CMM-314: Hip Surgery-Arthroscopic and Open Procedures
EVICORE-MSK_ADVANCED-2E3C0BE4
This guideline authorizes arthroscopic or open hip surgery only for specified indications (acute fracture/malunion, tumor/infection/foreign body with progressive destruction, synovial biopsy/irrigation‑debridement, radiographically‑confirmed loose body removal, labral repair/reconstruction meeting criteria, FAI meeting imaging/Tönnis criteria, specified AVN procedures with stage/lesion‑size limits, and other listed pelvic/hip procedures) and states procedures not listed or explicitly named (e.g., capsular plication, anterior inferior iliac spine/subspinous decompression, in‑office diagnostic arthroscopy) are experimental/unproven.
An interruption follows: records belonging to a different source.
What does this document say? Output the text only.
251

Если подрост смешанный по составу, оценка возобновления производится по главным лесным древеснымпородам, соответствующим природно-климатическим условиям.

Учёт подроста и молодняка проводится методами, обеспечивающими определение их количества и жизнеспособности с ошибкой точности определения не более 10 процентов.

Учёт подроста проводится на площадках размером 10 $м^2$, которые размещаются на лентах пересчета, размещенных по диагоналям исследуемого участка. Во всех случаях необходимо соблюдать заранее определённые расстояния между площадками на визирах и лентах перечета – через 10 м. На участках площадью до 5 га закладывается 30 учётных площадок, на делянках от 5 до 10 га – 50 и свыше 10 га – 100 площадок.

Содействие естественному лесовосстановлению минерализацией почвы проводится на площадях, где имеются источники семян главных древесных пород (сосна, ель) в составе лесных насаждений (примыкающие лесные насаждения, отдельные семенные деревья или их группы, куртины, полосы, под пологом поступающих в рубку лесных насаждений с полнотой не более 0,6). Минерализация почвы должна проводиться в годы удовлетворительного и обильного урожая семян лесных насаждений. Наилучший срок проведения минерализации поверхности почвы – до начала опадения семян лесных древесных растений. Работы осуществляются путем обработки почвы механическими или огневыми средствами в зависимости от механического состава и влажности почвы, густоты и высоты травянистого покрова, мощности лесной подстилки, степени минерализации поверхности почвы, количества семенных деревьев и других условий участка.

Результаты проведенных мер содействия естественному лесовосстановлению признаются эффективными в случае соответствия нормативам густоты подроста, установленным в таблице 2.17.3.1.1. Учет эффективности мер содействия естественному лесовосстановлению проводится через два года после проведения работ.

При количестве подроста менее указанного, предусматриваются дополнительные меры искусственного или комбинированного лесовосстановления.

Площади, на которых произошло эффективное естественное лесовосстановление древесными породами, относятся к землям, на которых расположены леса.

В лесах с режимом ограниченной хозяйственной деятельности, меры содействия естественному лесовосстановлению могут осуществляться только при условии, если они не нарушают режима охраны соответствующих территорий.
Key requirements are documented correlation of physical exam and advanced imaging (including specific measurements/Tönnis grade), radiographic confirmation where applicable, and for labral repair and FAI ≥3 months of provider‑directed non‑surgical care including an image‑guided intra‑articular injection without a favorable response; AVN procedures require procedure‑specific imaging stage/lesion‑size criteria (e.g., Ficat/Arlet ≤II or <30% head involvement for core decompression, <15% lesion for varus osteotomy).